Opinión


25/10/17

Enrique Álvarez

  1. Cuando las almas molestan

    Pido disculpas de antemano al lector por referirme, en medio de tantos problemas graves como hoy nos agobian, a un asunto que bien podría considerarse trivial. Es la pequeña polémica generada en nuestra ciudad por el nombre de una calle, la que hasta ahora se llamaba Alcázar de Toledo y que ha pasado a ser, si el acuerdo municipal que se lo cambió hace una semanas no se revoca, calle de las Ánimas.

    He dicho pequeña polémica aunque se ha tratado más bien de una serie de escritos sin réplica dirigidos a los medios de comunicación por los vecinos de esa calle que han mostrado su rechazo al nuevo nombre, con tonos de repulsa, de sarcasmo y hasta de escándalo. No me voy a detener aquí en la cuestión de si el Ayuntamiento debía o no eliminar el anterior nombre, por efecto, como es sabido, de la Ley de la Memoria Histórica, aunque no estará de más considerar que la misma razón por la que muchos queremos que la Constitución se imponga en Cataluña por encima de todo (por encima incluso de las masas que claman en Barcelana en contra de ella) debe movernos a querer que la Ley se cumpla en cuanto a los símbolos de nuestras ciudades, aunque dicha Ley en concreto, la de la Memoria Histórica, no nos guste absolutamente nada.

    Me refiero al nombre mismo -Las Ánimas- que los ediles han dado a esa calle, y que por cierto no fue ninguna ocurrencia de la Comisión de Cultura sino el cumplimiento de un acuerdo municipal anterior para recuperar las denominaciones antiguas o tradicionales de los espacios públicos; y que “Alcázar de Toledo” se llamaba “Cuesta de las Ánimas” antes de 1936 es algo que está perfectamente documentado y así lo propuso un muy solvente historiador local. Pero eso no ha valido a los vecinos de la calle, que se han puesto en pie de guerra al considerar que se trata, por resumirlo de alguna forma, de un nombre anticuado y de muy mal gusto. 

    Los vecinos de Alcázar de Toledo juzgan, en efecto, que las ánimas son cosa fea y verdaderamente macabra (sic), un estafermo del pasado. Hasta hay quien se ha rasgado las vestiduras porque, habiendo niños que viven en esa calle, se le vaya a dar un nombre tal. ¡Hay que ver! Tenemos ya encima las noches y los días de Halloween, un festejo tétrico del que ya es imposible que ningún niño santanderino se libre, y sin embargo a estos ciudadanos los escandaliza que el nombre de la calle en que viven sus hijos les recuerde a los muertos. Realmente aterrador.

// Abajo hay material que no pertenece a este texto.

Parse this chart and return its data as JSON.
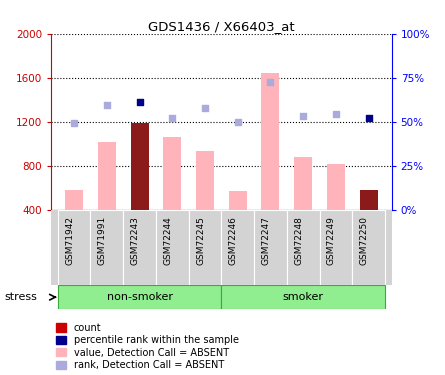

    ¿O no son las ánimas lo mismo que los muertos, los difuntos, tal vez los zombis? Ahí es donde está el quid del desvarío. Porque se cree que las ánimas son parte de una visión arcaica y supersticiosa del hombre -los muertos que daban tanto miedo al pueblo ignorante-, cuando la realidad es que las ánimas son otra cosa. Las ánimas son las almas. Sí, la parte espiritual y más noble del ser humano, la parte que sobrevive, la que va al encuentro de Dios creador y en cuya permanencia esperamos los vivos algún día el reencuentro con las personas queridas que nos dejaron. No, las ánimas no son resabio de una forma rancia y caduca de celebrar la muerte sino la cifra de nuestro anhelo y de nuestra fe en la vida eterna.

    Ya, ya sabemos que esa visión católica del hombre no es precisamente la dominante en nuestro país, y menos en una ciudad como ésta que tal vez podría presumir ya de ser la más descristianizada del antiguo Reino de Castilla, pero al menos esos vecinos deberían valorar la bella y romántica resonancia de ese nombre. Muchas ciudades españolas, castellanas o no, conservan alguna evocación a las ánimas, a las almas de los que un día vivieron, sufrieron y amaron en sus calles y lugares. Muchas, por no decir todas las ciudades españolas se precian de conservar con cariño esos símbolos de una cultura y de una visión antigua, pero que merece perennidad, de la condición humana.

    ¡Calle de las almas! ¡No, gracias!

    Note bene. Los vecinos han propuesto que se llame en su lugar calle del Parlamento. Viva la España de las autonomías y de las nacionalidades.